E rompendo todo o encadeamento lógico, vou editar aqui o processo da história e ir ao ponto-chave:Allan poderia dizer hoje sobre si mesmo, "rompi tratados, traí os ritos".
Que bom para mim!depois que a gente se falou ontem à noite, eu não sei explicar, mas o tempo parou.
O tempo parou até depois daquele tempo todo de conversa, até meus protesto lógicos contra os amores apressados e as decisões precipitadas pararem diante da lógica dele e isso foi como encarar um terremoto sem a menor condição de me segurar em qualquer lugar. É, me desestabilizou.

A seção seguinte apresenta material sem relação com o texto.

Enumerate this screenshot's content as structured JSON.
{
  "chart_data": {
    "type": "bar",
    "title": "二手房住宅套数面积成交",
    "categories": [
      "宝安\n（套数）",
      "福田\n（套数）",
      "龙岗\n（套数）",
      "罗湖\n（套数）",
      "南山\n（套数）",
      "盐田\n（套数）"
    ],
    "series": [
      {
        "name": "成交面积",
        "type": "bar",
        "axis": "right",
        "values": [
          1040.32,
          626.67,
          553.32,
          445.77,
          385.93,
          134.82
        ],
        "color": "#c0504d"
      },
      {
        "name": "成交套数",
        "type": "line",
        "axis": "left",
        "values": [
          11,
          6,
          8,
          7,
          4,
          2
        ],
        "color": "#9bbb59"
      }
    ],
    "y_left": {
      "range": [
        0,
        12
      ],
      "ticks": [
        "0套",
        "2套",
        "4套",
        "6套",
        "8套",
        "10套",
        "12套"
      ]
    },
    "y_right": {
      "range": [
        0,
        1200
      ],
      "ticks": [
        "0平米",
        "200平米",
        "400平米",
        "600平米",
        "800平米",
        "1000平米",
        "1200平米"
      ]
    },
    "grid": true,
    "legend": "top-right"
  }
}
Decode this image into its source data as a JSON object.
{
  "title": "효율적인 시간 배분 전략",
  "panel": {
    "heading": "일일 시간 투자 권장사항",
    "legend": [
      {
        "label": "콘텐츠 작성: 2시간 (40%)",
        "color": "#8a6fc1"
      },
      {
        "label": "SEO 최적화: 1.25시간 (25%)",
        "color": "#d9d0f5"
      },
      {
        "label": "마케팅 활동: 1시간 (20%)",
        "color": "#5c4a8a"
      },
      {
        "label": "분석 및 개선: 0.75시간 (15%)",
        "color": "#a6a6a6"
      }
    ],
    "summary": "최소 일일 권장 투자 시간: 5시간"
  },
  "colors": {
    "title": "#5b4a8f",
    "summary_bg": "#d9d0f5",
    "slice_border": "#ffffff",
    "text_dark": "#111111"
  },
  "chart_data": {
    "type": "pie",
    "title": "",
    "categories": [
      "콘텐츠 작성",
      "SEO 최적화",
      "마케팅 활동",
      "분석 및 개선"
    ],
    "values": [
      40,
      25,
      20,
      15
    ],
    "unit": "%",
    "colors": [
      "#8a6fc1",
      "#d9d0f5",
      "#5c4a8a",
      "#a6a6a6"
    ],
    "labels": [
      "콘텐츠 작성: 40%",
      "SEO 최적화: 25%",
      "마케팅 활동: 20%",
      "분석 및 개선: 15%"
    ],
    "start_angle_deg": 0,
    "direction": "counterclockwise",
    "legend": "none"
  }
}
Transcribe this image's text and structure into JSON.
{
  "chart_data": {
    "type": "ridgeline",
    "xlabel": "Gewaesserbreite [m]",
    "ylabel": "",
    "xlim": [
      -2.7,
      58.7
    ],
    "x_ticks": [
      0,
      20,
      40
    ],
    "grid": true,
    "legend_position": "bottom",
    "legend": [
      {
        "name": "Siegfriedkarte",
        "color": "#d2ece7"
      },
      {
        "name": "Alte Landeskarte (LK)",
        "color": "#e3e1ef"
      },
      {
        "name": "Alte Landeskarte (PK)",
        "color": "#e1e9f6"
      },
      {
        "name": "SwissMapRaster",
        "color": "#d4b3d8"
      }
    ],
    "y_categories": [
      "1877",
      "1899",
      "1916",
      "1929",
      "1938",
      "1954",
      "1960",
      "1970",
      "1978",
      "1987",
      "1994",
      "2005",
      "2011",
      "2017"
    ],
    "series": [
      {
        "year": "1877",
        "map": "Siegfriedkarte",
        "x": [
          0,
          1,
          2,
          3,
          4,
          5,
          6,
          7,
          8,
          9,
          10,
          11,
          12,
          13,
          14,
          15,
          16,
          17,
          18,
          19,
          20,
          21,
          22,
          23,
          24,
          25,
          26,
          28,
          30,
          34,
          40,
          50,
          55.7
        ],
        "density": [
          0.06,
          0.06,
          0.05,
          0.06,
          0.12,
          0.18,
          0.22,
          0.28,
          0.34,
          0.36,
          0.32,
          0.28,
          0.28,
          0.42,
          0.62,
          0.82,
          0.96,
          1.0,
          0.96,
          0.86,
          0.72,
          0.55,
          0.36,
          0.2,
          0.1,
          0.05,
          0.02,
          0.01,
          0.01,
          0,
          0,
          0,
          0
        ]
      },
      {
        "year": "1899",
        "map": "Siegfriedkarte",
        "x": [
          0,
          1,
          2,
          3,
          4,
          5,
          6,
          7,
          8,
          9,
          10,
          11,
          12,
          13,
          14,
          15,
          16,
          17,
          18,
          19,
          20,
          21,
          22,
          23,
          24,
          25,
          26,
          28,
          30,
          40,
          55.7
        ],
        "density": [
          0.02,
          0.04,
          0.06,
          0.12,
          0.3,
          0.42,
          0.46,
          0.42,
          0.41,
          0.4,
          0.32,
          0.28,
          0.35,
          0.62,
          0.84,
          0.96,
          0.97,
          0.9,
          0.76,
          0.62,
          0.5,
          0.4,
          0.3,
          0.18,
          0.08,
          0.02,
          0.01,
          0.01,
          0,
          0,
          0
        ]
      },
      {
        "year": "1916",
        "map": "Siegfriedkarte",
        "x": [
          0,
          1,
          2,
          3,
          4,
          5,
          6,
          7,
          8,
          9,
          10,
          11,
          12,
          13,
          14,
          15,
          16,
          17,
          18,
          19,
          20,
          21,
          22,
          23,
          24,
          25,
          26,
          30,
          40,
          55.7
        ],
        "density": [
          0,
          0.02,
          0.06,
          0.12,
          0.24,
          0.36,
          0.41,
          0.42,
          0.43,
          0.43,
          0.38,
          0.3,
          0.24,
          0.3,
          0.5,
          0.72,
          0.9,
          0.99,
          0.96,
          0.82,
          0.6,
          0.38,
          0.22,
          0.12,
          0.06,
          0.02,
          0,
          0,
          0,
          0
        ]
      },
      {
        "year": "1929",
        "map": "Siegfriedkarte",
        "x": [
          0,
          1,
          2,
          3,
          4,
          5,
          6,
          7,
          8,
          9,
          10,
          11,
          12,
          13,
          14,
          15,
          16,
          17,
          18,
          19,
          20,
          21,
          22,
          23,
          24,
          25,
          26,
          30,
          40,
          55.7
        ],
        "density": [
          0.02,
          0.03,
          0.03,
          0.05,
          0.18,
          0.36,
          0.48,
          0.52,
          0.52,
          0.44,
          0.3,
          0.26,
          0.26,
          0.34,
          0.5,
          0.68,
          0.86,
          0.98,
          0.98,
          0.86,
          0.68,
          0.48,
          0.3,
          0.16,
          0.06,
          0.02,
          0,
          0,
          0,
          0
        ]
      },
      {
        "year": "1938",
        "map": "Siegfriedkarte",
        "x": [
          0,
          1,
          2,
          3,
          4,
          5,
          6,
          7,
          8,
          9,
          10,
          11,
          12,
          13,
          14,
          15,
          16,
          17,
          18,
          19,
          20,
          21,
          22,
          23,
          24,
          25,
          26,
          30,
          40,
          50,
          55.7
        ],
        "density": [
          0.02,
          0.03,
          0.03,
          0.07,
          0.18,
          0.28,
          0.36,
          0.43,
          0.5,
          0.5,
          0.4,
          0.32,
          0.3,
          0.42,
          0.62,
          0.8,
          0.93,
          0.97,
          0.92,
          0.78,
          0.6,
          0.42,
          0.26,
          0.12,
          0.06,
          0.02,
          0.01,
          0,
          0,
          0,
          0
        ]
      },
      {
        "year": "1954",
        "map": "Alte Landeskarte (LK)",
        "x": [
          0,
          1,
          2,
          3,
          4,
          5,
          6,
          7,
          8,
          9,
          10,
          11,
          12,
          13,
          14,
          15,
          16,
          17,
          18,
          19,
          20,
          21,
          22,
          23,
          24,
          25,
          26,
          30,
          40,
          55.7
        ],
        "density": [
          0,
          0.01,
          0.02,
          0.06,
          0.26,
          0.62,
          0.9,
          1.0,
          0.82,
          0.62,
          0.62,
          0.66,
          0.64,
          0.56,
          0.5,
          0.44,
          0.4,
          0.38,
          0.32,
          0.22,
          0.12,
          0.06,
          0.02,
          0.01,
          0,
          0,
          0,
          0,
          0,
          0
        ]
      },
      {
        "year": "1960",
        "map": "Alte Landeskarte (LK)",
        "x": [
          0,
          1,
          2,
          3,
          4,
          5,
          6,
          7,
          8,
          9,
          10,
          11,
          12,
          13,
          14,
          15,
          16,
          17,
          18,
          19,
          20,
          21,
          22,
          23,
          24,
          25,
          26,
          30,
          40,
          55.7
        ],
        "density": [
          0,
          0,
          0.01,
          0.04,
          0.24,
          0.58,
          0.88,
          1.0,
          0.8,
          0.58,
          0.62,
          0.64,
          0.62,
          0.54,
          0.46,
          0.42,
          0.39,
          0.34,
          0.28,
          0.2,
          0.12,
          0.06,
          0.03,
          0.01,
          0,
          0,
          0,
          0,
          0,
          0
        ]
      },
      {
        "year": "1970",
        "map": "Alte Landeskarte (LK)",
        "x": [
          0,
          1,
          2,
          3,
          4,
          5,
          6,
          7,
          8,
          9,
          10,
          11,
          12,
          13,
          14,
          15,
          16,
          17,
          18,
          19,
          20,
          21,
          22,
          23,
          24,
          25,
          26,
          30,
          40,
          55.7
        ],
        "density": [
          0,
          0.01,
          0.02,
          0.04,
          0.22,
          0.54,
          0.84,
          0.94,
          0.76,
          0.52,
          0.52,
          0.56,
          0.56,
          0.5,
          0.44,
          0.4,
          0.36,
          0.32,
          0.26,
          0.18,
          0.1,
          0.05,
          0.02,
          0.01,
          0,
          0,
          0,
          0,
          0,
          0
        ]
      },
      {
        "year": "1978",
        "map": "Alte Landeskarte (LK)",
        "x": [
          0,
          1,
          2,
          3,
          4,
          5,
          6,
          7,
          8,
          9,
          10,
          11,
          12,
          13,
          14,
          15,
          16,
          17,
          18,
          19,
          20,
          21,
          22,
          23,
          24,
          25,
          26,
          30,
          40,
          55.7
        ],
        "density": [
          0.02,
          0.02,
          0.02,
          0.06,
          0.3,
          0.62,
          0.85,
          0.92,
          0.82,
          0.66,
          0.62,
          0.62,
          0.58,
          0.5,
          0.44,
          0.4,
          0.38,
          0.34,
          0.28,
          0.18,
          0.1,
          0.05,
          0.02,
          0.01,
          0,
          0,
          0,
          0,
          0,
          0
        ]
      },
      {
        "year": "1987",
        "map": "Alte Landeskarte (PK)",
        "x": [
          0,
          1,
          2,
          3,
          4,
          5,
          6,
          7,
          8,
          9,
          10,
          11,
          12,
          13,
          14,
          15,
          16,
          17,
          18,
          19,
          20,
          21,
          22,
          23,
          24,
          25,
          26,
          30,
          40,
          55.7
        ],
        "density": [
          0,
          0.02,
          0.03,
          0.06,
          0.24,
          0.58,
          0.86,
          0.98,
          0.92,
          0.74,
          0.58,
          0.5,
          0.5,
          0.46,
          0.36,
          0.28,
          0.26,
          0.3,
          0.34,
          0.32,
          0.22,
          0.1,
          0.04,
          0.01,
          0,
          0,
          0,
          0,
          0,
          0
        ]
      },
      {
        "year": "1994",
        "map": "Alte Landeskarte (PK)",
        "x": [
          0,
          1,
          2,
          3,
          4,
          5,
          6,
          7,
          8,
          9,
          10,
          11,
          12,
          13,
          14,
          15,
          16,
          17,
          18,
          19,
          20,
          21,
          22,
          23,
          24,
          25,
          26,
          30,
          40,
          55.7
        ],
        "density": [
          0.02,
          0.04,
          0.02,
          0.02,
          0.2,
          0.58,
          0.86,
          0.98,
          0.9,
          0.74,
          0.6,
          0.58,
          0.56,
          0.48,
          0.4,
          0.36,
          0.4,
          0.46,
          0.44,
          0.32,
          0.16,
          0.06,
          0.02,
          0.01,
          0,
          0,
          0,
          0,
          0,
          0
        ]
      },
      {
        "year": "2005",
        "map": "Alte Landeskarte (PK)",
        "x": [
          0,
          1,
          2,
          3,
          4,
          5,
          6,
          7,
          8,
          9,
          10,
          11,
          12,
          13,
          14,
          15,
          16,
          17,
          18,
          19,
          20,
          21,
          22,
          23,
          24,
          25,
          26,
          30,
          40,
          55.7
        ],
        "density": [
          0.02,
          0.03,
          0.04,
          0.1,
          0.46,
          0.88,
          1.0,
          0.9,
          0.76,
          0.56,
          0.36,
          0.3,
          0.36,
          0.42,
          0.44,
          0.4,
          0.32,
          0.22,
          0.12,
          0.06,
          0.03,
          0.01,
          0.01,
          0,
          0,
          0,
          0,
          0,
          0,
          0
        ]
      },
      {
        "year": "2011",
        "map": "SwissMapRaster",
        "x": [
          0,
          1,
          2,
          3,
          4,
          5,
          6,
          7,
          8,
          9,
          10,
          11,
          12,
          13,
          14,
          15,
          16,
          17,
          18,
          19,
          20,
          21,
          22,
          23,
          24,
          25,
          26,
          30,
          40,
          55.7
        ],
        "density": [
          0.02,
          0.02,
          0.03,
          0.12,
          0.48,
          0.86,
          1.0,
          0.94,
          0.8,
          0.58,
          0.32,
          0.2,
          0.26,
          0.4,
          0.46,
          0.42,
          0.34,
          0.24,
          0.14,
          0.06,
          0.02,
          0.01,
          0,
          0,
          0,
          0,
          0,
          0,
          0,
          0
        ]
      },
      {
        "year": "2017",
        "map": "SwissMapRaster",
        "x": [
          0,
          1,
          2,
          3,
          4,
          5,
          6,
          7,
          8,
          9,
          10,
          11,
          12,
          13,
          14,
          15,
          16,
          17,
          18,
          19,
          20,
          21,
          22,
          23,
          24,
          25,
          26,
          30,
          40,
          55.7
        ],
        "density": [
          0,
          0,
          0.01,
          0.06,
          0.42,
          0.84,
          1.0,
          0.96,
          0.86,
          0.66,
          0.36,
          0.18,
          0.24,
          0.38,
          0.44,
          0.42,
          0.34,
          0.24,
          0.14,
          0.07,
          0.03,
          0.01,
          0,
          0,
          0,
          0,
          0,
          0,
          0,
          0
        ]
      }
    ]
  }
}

Agora eu preciso ter uma longa e pausada conversa comigo mesma e isso não vai ser fácil.
Percebi que se hoje tenho maior clareza para definir o que não quero, para dizer não, para excluir, por outro lado não tenho lá muita noção do que quero.
Estar racionalizando demais e quebrando a espontaneidade que me era própria e erguendo muros de comedimento é, na verdade, não prova de maturidade, mas atestado de insegurança. Já não digo que é "melhor cair das nuvens do que do quarto andar", tenho medo de flutuar - velho paradoxo de A insustentável leveza do ser.
Aprendi a ser Tereza, a personagem do livro. Mas não a Tereza que sonha c
om os alfinetes sob as unhas, ou a que adoece de ciúmes contidos, como acontece com ela. Refiro-me à Tereza que antes de ir ao encontro de Tomas, guarda seus pertences num guarda-volume, não oferece toda a sua vida a ele:
"Conhecera Tereza três semanas antes, numa pequena cidade da Boêmia. Mal tinham passado uma hora juntos. Ela o acompanhara à estação e esperara até o momento em que ele subiu no trem. Uns dez dias depois veio vê-lo em Praga. Nesse dia logo fizeram amor. De noite ela teve um acesso de febre e passou uma semana inteira com gripe na casa dele.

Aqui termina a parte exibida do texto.